Being the kind of person that I am, I had to stop and think about that, and I’ve been trying to decide for the past 15 years if that is true. Is it the one big story? Or are there other big stories?
The problem is, us humans sometimes don’t look at things deeply enough. I hear a lot of truisms from writers that just aren’t true. For example, years ago I read a book on screenwriting where the author said, “Here is a list of the top 50 bestselling movies of all time. Look at them and see if you can figure out what they have in common.” So I read through the list and identified three major factors that they all had in common.
But at the end of the list, the author said, “See, they have nothing in common!” Well, I see it differently.
So I’ve had to wonder if there is only one big story. You see, we all have our individual tastes in stories just as we have tastes for foods. Your favorite food might be a chocolate shake, while mine might be cherry-vanilla, and the lady down the street might find herself eating the sulfur tips of matches.
In part, the stories that affect us most deeply do so because they resonate with us strongly. (See my book Drawing on the Power of Resonance in Writing for more information.) Our own past experiences, positive and negative, lend power to a story. For example, if you’ve ever fallen deeply in love and then lost that person, you will probably find yourself in tears if you watch a well-written love story that deals with loss. If you were ripped from your family as a child and put into foster care, then stories about being reunited with family will influence you more deeply than others. If you’ve ever struggled to uncover a deep family secret, then perhaps a dramatic suspense story will be more to your taste.
After thinking about that one big story for fifteen years, I have decided that it’s a little off. Yes, there is only one big story, but the definition that was given doesn’t encompass it all.
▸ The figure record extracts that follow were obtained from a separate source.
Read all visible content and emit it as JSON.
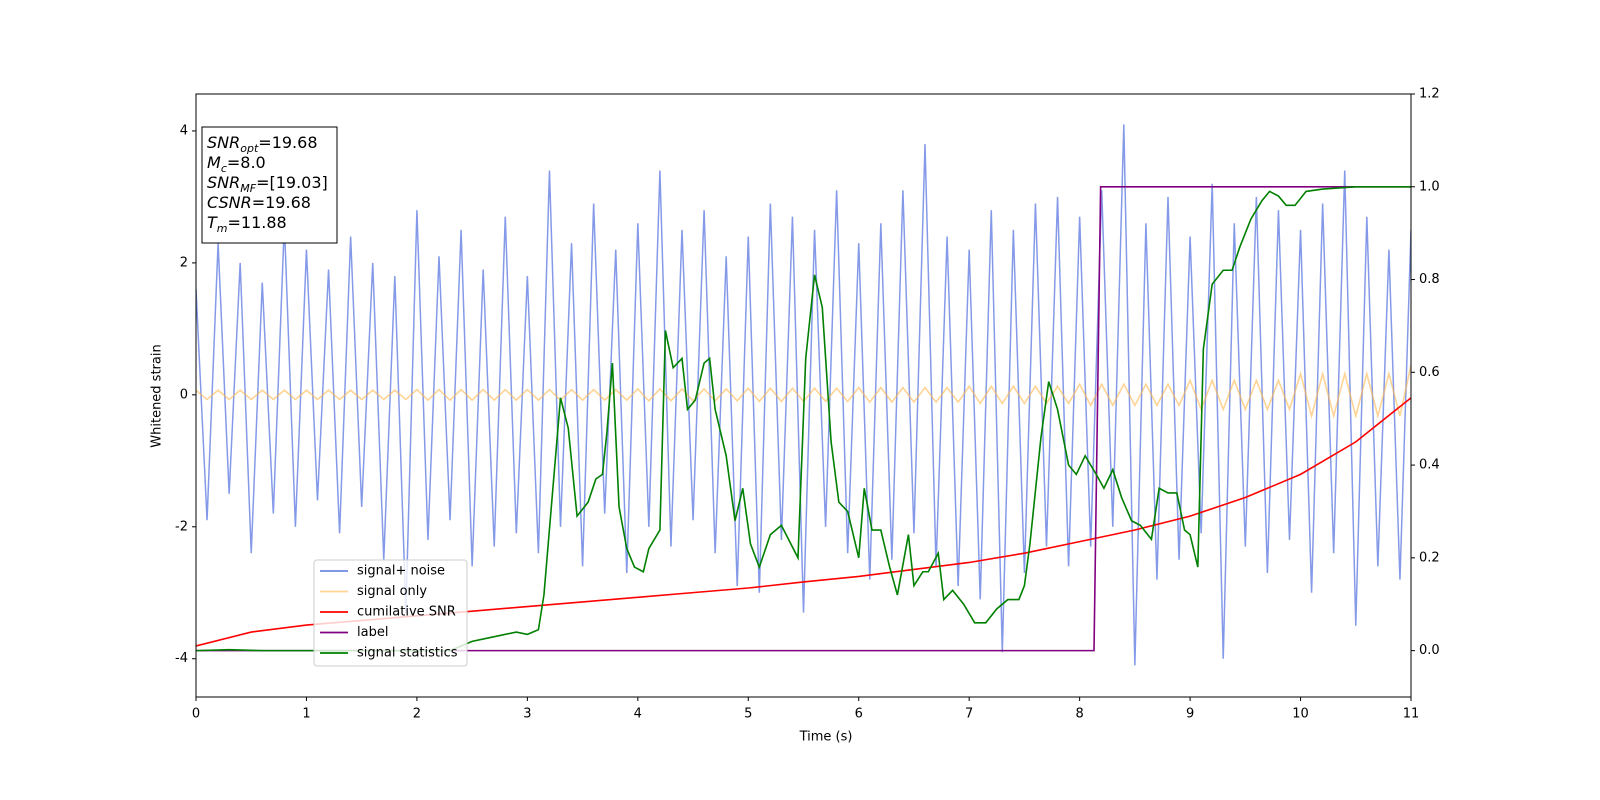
{
  "chart_data": {
    "type": "line",
    "x_label": "Time (s)",
    "y_label": "Whitened strain",
    "xlim": [
      0,
      11
    ],
    "ylim": [
      -4.58,
      4.56
    ],
    "y2lim": [
      -0.1,
      1.2
    ],
    "xticks": [
      0,
      1,
      2,
      3,
      4,
      5,
      6,
      7,
      8,
      9,
      10,
      11
    ],
    "yticks": [
      -4,
      -2,
      0,
      2,
      4
    ],
    "y2ticks": [
      {
        "value": 0,
        "label": "0.0"
      },
      0.2,
      0.4,
      0.6,
      0.8,
      {
        "value": 1,
        "label": "1.0"
      },
      1.2
    ],
    "x": [
      0,
      0.1,
      0.2,
      0.3,
      0.4,
      0.5,
      0.6,
      0.7,
      0.8,
      0.9,
      1,
      1.1,
      1.2,
      1.3,
      1.4,
      1.5,
      1.6,
      1.7,
      1.8,
      1.9,
      2,
      2.1,
      2.2,
      2.3,
      2.4,
      2.5,
      2.6,
      2.7,
      2.8,
      2.9,
      3,
      3.1,
      3.2,
      3.3,
      3.4,
      3.5,
      3.6,
      3.7,
      3.8,
      3.9,
      4,
      4.1,
      4.2,
      4.3,
      4.4,
      4.5,
      4.6,
      4.7,
      4.8,
      4.9,
      5,
      5.1,
      5.2,
      5.3,
      5.4,
      5.5,
      5.6,
      5.7,
      5.8,
      5.9,
      6,
      6.1,
      6.2,
      6.3,
      6.4,
      6.5,
      6.6,
      6.7,
      6.8,
      6.9,
      7,
      7.1,
      7.2,
      7.3,
      7.4,
      7.5,
      7.6,
      7.7,
      7.8,
      7.9,
      8,
      8.1,
      8.2,
      8.3,
      8.4,
      8.5,
      8.6,
      8.7,
      8.8,
      8.9,
      9,
      9.1,
      9.2,
      9.3,
      9.4,
      9.5,
      9.6,
      9.7,
      9.8,
      9.9,
      10,
      10.1,
      10.2,
      10.3,
      10.4,
      10.5,
      10.6,
      10.7,
      10.8,
      10.9,
      11
    ],
    "series": [
      {
        "name": "signal+ noise",
        "color": "#6f88e4",
        "values": [
          1.6,
          -1.9,
          2.3,
          -1.5,
          2.0,
          -2.4,
          1.7,
          -1.8,
          2.6,
          -2.0,
          2.2,
          -1.6,
          1.9,
          -2.1,
          2.4,
          -1.7,
          2.0,
          -2.5,
          1.8,
          -3.3,
          2.8,
          -2.2,
          2.1,
          -1.9,
          2.5,
          -2.6,
          1.9,
          -2.3,
          2.7,
          -2.1,
          1.8,
          -2.4,
          3.4,
          -2.0,
          2.3,
          -2.6,
          2.9,
          -1.8,
          2.2,
          -2.7,
          2.6,
          -2.0,
          3.4,
          -2.3,
          2.5,
          -1.9,
          2.8,
          -2.4,
          2.1,
          -2.9,
          2.4,
          -3.0,
          2.9,
          -2.2,
          2.7,
          -3.3,
          2.5,
          -2.0,
          3.1,
          -2.4,
          2.3,
          -2.8,
          2.6,
          -2.5,
          3.1,
          -2.1,
          3.8,
          -2.6,
          2.4,
          -2.9,
          2.2,
          -3.1,
          2.8,
          -3.9,
          2.5,
          -2.7,
          2.9,
          -2.3,
          3.0,
          -2.6,
          2.7,
          -2.3,
          3.1,
          -2.0,
          4.1,
          -4.1,
          2.6,
          -2.8,
          3.0,
          -2.5,
          2.4,
          -2.1,
          3.2,
          -4.0,
          2.6,
          -2.3,
          3.0,
          -2.7,
          2.8,
          -2.2,
          2.5,
          -3.0,
          2.9,
          -2.4,
          3.4,
          -3.5,
          2.7,
          -2.6,
          2.2,
          -2.8,
          2.5
        ]
      },
      {
        "name": "signal only",
        "color": "#ffb84d",
        "values": [
          0.07,
          -0.07,
          0.07,
          -0.07,
          0.07,
          -0.07,
          0.07,
          -0.07,
          0.07,
          -0.07,
          0.07,
          -0.07,
          0.07,
          -0.07,
          0.07,
          -0.07,
          0.07,
          -0.07,
          0.07,
          -0.07,
          0.08,
          -0.08,
          0.08,
          -0.08,
          0.08,
          -0.08,
          0.08,
          -0.08,
          0.08,
          -0.08,
          0.08,
          -0.08,
          0.08,
          -0.08,
          0.08,
          -0.08,
          0.08,
          -0.08,
          0.08,
          -0.08,
          0.09,
          -0.09,
          0.09,
          -0.09,
          0.09,
          -0.09,
          0.09,
          -0.09,
          0.09,
          -0.09,
          0.1,
          -0.1,
          0.1,
          -0.1,
          0.1,
          -0.1,
          0.1,
          -0.1,
          0.1,
          -0.1,
          0.11,
          -0.11,
          0.11,
          -0.11,
          0.11,
          -0.11,
          0.11,
          -0.11,
          0.11,
          -0.11,
          0.13,
          -0.13,
          0.13,
          -0.13,
          0.13,
          -0.13,
          0.13,
          -0.13,
          0.13,
          -0.13,
          0.16,
          -0.16,
          0.16,
          -0.16,
          0.16,
          -0.16,
          0.16,
          -0.16,
          0.16,
          -0.16,
          0.22,
          -0.22,
          0.22,
          -0.22,
          0.22,
          -0.22,
          0.22,
          -0.22,
          0.22,
          -0.22,
          0.32,
          -0.32,
          0.32,
          -0.32,
          0.32,
          -0.32,
          0.32,
          -0.32,
          0.32,
          -0.32,
          0.45
        ]
      },
      {
        "name": "cumilative SNR",
        "color": "#ff0000",
        "axis": "y2",
        "x": [
          0,
          0.5,
          1,
          1.5,
          2,
          2.5,
          3,
          3.5,
          4,
          4.5,
          5,
          5.5,
          6,
          6.5,
          7,
          7.5,
          8,
          8.5,
          9,
          9.5,
          10,
          10.5,
          11
        ],
        "values": [
          0.01,
          0.04,
          0.055,
          0.065,
          0.075,
          0.085,
          0.095,
          0.105,
          0.115,
          0.125,
          0.135,
          0.148,
          0.16,
          0.175,
          0.19,
          0.21,
          0.235,
          0.26,
          0.29,
          0.33,
          0.38,
          0.45,
          0.545
        ]
      },
      {
        "name": "label",
        "color": "#800080",
        "axis": "y2",
        "x": [
          0,
          8.13,
          8.19,
          11
        ],
        "values": [
          0,
          0,
          1,
          1
        ]
      },
      {
        "name": "signal statistics",
        "color": "#008000",
        "axis": "y2",
        "x": [
          0,
          0.3,
          0.6,
          2.3,
          2.5,
          2.7,
          2.9,
          3.0,
          3.1,
          3.15,
          3.3,
          3.37,
          3.45,
          3.55,
          3.62,
          3.68,
          3.72,
          3.77,
          3.83,
          3.9,
          3.97,
          4.05,
          4.1,
          4.2,
          4.25,
          4.32,
          4.4,
          4.45,
          4.52,
          4.6,
          4.65,
          4.7,
          4.8,
          4.88,
          4.95,
          5.02,
          5.1,
          5.2,
          5.3,
          5.45,
          5.52,
          5.6,
          5.67,
          5.75,
          5.82,
          5.9,
          6.0,
          6.05,
          6.12,
          6.2,
          6.28,
          6.35,
          6.45,
          6.5,
          6.58,
          6.63,
          6.72,
          6.77,
          6.85,
          6.95,
          7.05,
          7.15,
          7.25,
          7.35,
          7.45,
          7.5,
          7.55,
          7.65,
          7.72,
          7.8,
          7.9,
          7.97,
          8.05,
          8.15,
          8.22,
          8.3,
          8.38,
          8.47,
          8.55,
          8.65,
          8.72,
          8.8,
          8.88,
          8.95,
          9.0,
          9.07,
          9.12,
          9.2,
          9.3,
          9.38,
          9.45,
          9.55,
          9.65,
          9.72,
          9.8,
          9.87,
          9.95,
          10.05,
          10.2,
          10.5,
          11
        ],
        "values": [
          0,
          0.002,
          0,
          0,
          0.02,
          0.03,
          0.04,
          0.035,
          0.045,
          0.12,
          0.545,
          0.48,
          0.29,
          0.32,
          0.37,
          0.38,
          0.47,
          0.62,
          0.31,
          0.22,
          0.18,
          0.17,
          0.22,
          0.26,
          0.69,
          0.61,
          0.63,
          0.52,
          0.54,
          0.62,
          0.63,
          0.52,
          0.42,
          0.28,
          0.35,
          0.23,
          0.18,
          0.25,
          0.27,
          0.2,
          0.63,
          0.81,
          0.74,
          0.45,
          0.32,
          0.3,
          0.2,
          0.35,
          0.26,
          0.26,
          0.18,
          0.12,
          0.25,
          0.14,
          0.17,
          0.17,
          0.21,
          0.11,
          0.13,
          0.1,
          0.06,
          0.06,
          0.09,
          0.11,
          0.11,
          0.14,
          0.23,
          0.46,
          0.58,
          0.52,
          0.4,
          0.38,
          0.42,
          0.38,
          0.35,
          0.39,
          0.33,
          0.28,
          0.27,
          0.24,
          0.35,
          0.34,
          0.34,
          0.26,
          0.25,
          0.18,
          0.65,
          0.79,
          0.82,
          0.82,
          0.87,
          0.93,
          0.97,
          0.99,
          0.98,
          0.96,
          0.96,
          0.99,
          0.995,
          1,
          1
        ]
      }
    ],
    "annotations": [
      [
        "SNR",
        "opt",
        "=19.68"
      ],
      [
        "M",
        "c",
        "=8.0"
      ],
      [
        "SNR",
        "MF",
        "=[19.03]"
      ],
      [
        "CSNR",
        "=19.68"
      ],
      [
        "T",
        "m",
        "=11.88"
      ]
    ]
  }
}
You see, the one big story is life. It’s the myriad experiences that we have as human beings that unite us. It’s about a person facing universal conflicts. It’s about growing up and discovering great things. It’s about how to fall deeply and irrevocably in love—and the pain that comes when we love amiss. It’s about learning to understand our place in the universe. It’s about nurturing the next generation. It’s about conquering evil and being destroyed by time. It’s about growing old and accepting loss. It’s about learning to be happy in spite of it all.
Every hit book or movie that I’ve ever seen seems to be just a part in the tapestry of the one great story, maybe just trying to capture a single thread of it, or two or three.
A few authors try to weave it all together. Homer tried it. Shakespeare did, too, as did Chaucer and Tolstoy. But few of us are that ambitious.
Over the next few weeks I’m going to talk about Storytelling—what makes great stories— but I want to first put it in perspective. Whenever I look at the One Big Story, it seems to grow just a little, as if its furthest limits have never been explored, and it’s up to you to discover them.